Most gastroenterologists handle their fair share of patients with Hepatitis C, along with those suffering from less-severe chronic conditions.
Unfortunately, treating the condition is expensive and difficult. As a result, an increasing number of practices - having experienced the reality that payers are often hesitant when it comes to reimbursement and authorization of the appropriate medications - are taking fewer of these patients.
But thanks to its EHR, the gastroenterology practice run by husband-and-wife physician team Jonathan Schreiber and Beverly Kelsey is not among those.
The EHR, which the couple started purchased from Amazing Charts on a trial basis more than two years ago before making a final purchase in January, allows the Baltimore practice do everything from develop protocols that have improved patient outcomes to process insurance claims in such a way that they are less likely to be denied.
And it allows Schreiber and Kelsey to do this for a patient population that is often snubbed by gastroenterologists.
“I think many Hepatitis C patients have sucked a practice dry, where doctors just start seeing them,” says Schreiber. “It’s too labor-intensive. If I spend an hour doing a colonoscopy, it would b e a lot more profitable than treating them for Hepatitis C.”
Specifically, the course of treatment for a single Hepatitis C patient involves nearly a year of weekly treatments (which cost upwards of $80,000), blood work, symptom monitoring, regular communication with the patient, and constant contact with insurance companies for authorizations and to coordinate billing.
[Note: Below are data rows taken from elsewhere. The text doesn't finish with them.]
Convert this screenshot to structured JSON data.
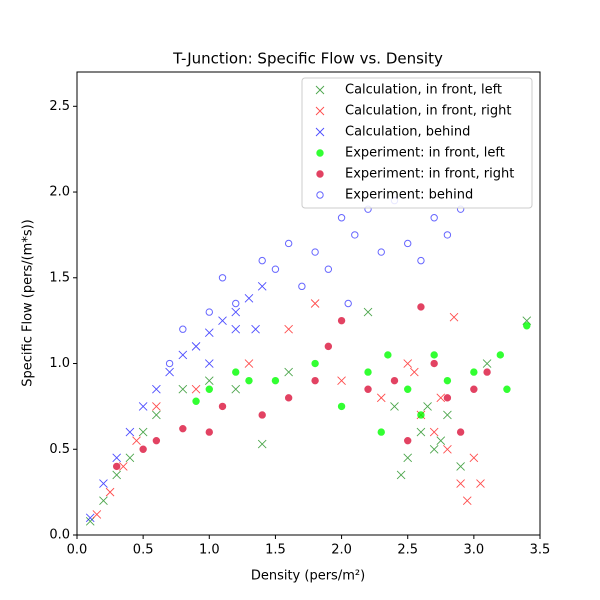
{
  "chart_data": {
    "type": "scatter",
    "title": "T-Junction: Specific Flow vs. Density",
    "x_label": "Density (pers/m²)",
    "y_label": "Specific Flow (pers/(m*s))",
    "xlim": [
      0,
      3.5
    ],
    "ylim": [
      0,
      2.7
    ],
    "xticks": [
      {
        "value": 0,
        "label": "0.0"
      },
      {
        "value": 0.5,
        "label": "0.5"
      },
      {
        "value": 1,
        "label": "1.0"
      },
      {
        "value": 1.5,
        "label": "1.5"
      },
      {
        "value": 2,
        "label": "2.0"
      },
      {
        "value": 2.5,
        "label": "2.5"
      },
      {
        "value": 3,
        "label": "3.0"
      },
      {
        "value": 3.5,
        "label": "3.5"
      }
    ],
    "yticks": [
      {
        "value": 0,
        "label": "0.0"
      },
      {
        "value": 0.5,
        "label": "0.5"
      },
      {
        "value": 1,
        "label": "1.0"
      },
      {
        "value": 1.5,
        "label": "1.5"
      },
      {
        "value": 2,
        "label": "2.0"
      },
      {
        "value": 2.5,
        "label": "2.5"
      }
    ],
    "legend": "upper right",
    "series": [
      {
        "name": "Calculation, in front, left",
        "color": "#008000",
        "marker": "x",
        "filled": false,
        "x": [
          0.1,
          0.2,
          0.3,
          0.4,
          0.5,
          0.6,
          0.8,
          1.0,
          1.2,
          1.4,
          1.6,
          2.2,
          2.4,
          2.5,
          2.6,
          2.7,
          2.8,
          2.9,
          3.1,
          3.4,
          2.45,
          2.65,
          2.75
        ],
        "values": [
          0.08,
          0.2,
          0.35,
          0.45,
          0.6,
          0.7,
          0.85,
          0.9,
          0.85,
          0.53,
          0.95,
          1.3,
          0.75,
          0.45,
          0.6,
          0.5,
          0.7,
          0.4,
          1.0,
          1.25,
          0.35,
          0.75,
          0.55
        ]
      },
      {
        "name": "Calculation, in front, right",
        "color": "#ff0000",
        "marker": "x",
        "filled": false,
        "x": [
          0.15,
          0.25,
          0.35,
          0.45,
          0.6,
          0.9,
          1.3,
          1.6,
          1.8,
          2.0,
          2.3,
          2.5,
          2.6,
          2.7,
          2.8,
          2.9,
          2.95,
          3.0,
          2.85,
          3.05,
          2.55,
          2.75
        ],
        "values": [
          0.12,
          0.25,
          0.4,
          0.55,
          0.75,
          0.85,
          1.0,
          1.2,
          1.35,
          0.9,
          0.8,
          1.0,
          0.7,
          0.6,
          0.5,
          0.3,
          0.2,
          0.45,
          1.27,
          0.3,
          0.95,
          0.8
        ]
      },
      {
        "name": "Calculation, behind",
        "color": "#0000ff",
        "marker": "x",
        "filled": false,
        "x": [
          0.1,
          0.2,
          0.3,
          0.4,
          0.5,
          0.6,
          0.7,
          0.8,
          0.9,
          1.0,
          1.1,
          1.2,
          1.3,
          1.4,
          1.2,
          1.0,
          1.35
        ],
        "values": [
          0.1,
          0.3,
          0.45,
          0.6,
          0.75,
          0.85,
          0.95,
          1.05,
          1.1,
          1.18,
          1.25,
          1.3,
          1.38,
          1.45,
          1.2,
          1.0,
          1.2
        ]
      },
      {
        "name": "Experiment: in front, left",
        "color": "#00ff00",
        "marker": "o",
        "filled": true,
        "x": [
          1.2,
          1.5,
          1.8,
          2.0,
          2.2,
          2.3,
          2.5,
          2.6,
          2.7,
          2.8,
          3.0,
          3.2,
          3.4,
          3.25,
          0.9,
          1.0,
          1.3,
          2.35
        ],
        "values": [
          0.95,
          0.9,
          1.0,
          0.75,
          0.95,
          0.6,
          0.85,
          0.7,
          1.05,
          0.9,
          0.95,
          1.05,
          1.22,
          0.85,
          0.78,
          0.85,
          0.9,
          1.05
        ]
      },
      {
        "name": "Experiment: in front, right",
        "color": "#dc143c",
        "marker": "o",
        "filled": true,
        "x": [
          0.3,
          0.6,
          0.8,
          1.0,
          1.1,
          1.4,
          1.6,
          1.8,
          1.9,
          2.0,
          2.2,
          2.4,
          2.6,
          2.7,
          2.8,
          2.9,
          3.0,
          3.1,
          2.5,
          0.5
        ],
        "values": [
          0.4,
          0.55,
          0.62,
          0.6,
          0.75,
          0.7,
          0.8,
          0.9,
          1.1,
          1.25,
          0.85,
          0.9,
          1.33,
          1.0,
          0.8,
          0.6,
          0.85,
          0.95,
          0.55,
          0.5
        ]
      },
      {
        "name": "Experiment: behind",
        "color": "#0000ff",
        "marker": "o",
        "filled": false,
        "x": [
          0.7,
          0.8,
          1.0,
          1.1,
          1.2,
          1.4,
          1.5,
          1.6,
          1.8,
          1.9,
          2.0,
          2.1,
          2.2,
          2.3,
          2.4,
          2.5,
          2.6,
          2.7,
          2.8,
          2.9,
          1.7,
          2.05
        ],
        "values": [
          1.0,
          1.2,
          1.3,
          1.5,
          1.35,
          1.6,
          1.55,
          1.7,
          1.65,
          1.55,
          1.85,
          1.75,
          1.9,
          1.65,
          1.95,
          1.7,
          1.6,
          1.85,
          1.75,
          1.9,
          1.45,
          1.35
        ]
      }
    ]
  }
}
If that weren’t enough, many of these patients are on medical-assistance programs and suffer from other chronic conditions and health issues, from high cholesterol to HIV.
“What’s happened in recent years is as treatment for Hepatitis C has evolved, it’s also gotten more complex,” says Schreiber.
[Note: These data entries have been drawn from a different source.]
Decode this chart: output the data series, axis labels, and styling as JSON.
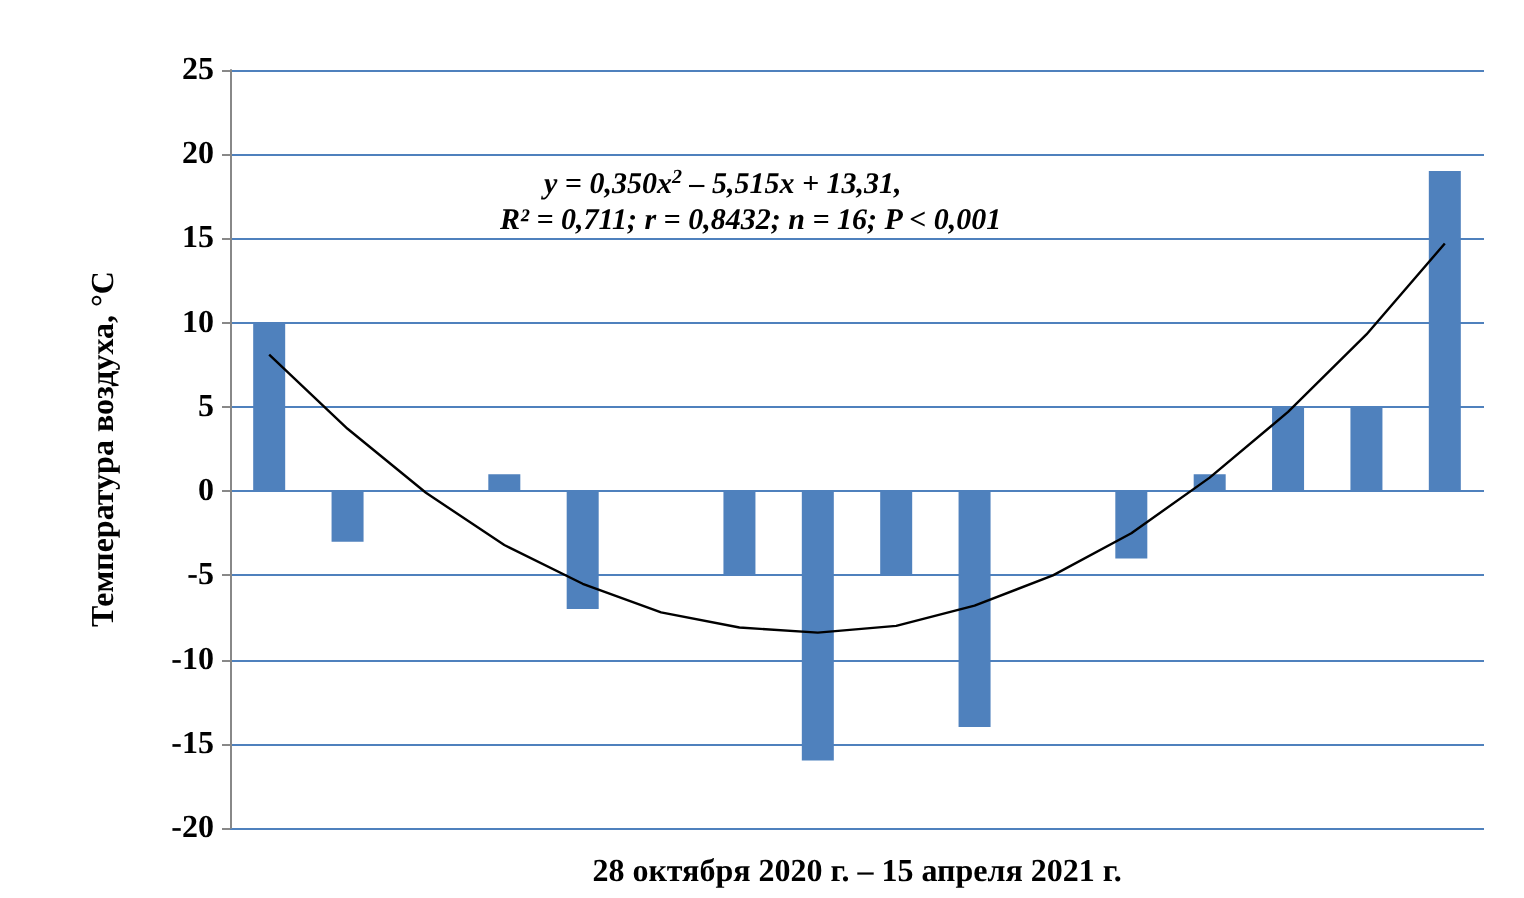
{
  "chart_data": {
    "type": "bar",
    "ylabel": "Температура воздуха, °C",
    "xlabel": "28 октября 2020 г. – 15 апреля 2021 г.",
    "annotations": [
      "y = 0,350x$^{2}$ – 5,515x + 13,31,",
      "R² = 0,711; r = 0,8432; n = 16; P < 0,001"
    ],
    "categories": [
      null,
      null,
      null,
      null,
      null,
      null,
      null,
      null,
      null,
      null,
      null,
      null,
      null,
      null,
      null,
      null
    ],
    "series": [
      {
        "color": "#4f81bd",
        "values": [
          10,
          -3,
          0,
          1,
          -7,
          0,
          -5,
          -16,
          -5,
          -14,
          0,
          -4,
          1,
          5,
          5,
          19
        ]
      },
      {
        "type": "line",
        "color": "#000000",
        "marker": "none",
        "values": [
          8.1,
          3.7,
          -0.1,
          -3.2,
          -5.5,
          -7.2,
          -8.1,
          -8.4,
          -8.0,
          -6.8,
          -5.0,
          -2.5,
          0.8,
          4.7,
          9.3,
          14.7
        ]
      }
    ],
    "ylim": [
      -20,
      25
    ],
    "yticks": [
      -20,
      -15,
      -10,
      -5,
      0,
      5,
      10,
      15,
      20,
      25
    ],
    "grid": "y"
  }
}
Before adopting an EHR, treating patients meant hours of paperwork, pulling charts, and going back and forth with payers.
Today, the practice is completely paperless, as every aspect of Hepatitis C treatment is coordinated through the EHR. As a result, Schreiber says he and Kelsey have been able to dramatically increase the volume of needy Hepatitis C patients they see, cut administrative time in half, quickly pull and update charting, and easily monitor patient progress to keep symptoms in check and to document that they are being cured of the disease.
Using an EHR also has curbed denial rates, as every document sent to payers is time-stamped, and medication interactions are checked (so patients who were on Lipitor, a cholesterol medication, and were denied Hepatitis C medication because of interactions, can be taken off Lipitor if necessary).
The EHR also helps the practice stay on top of blood lab reports.
“You have much less of a chance of missing things,” says Kelsey, adding that prescription renewal has gone from a several-minutes-long process to a seconds-long process. “It’s almost seamless because there’s no telephone calls, there’s no pulling the charts.”
In addition, the practice is able to cure more patients of the disease. Currently the patient’s success rate is 70 percent. What’s more, patients are able to see the treatment’s success through a patient portal.
“Patients love seeing that ‘non-detectable’ as much as we do,” says Schreiber. “They want to have that.”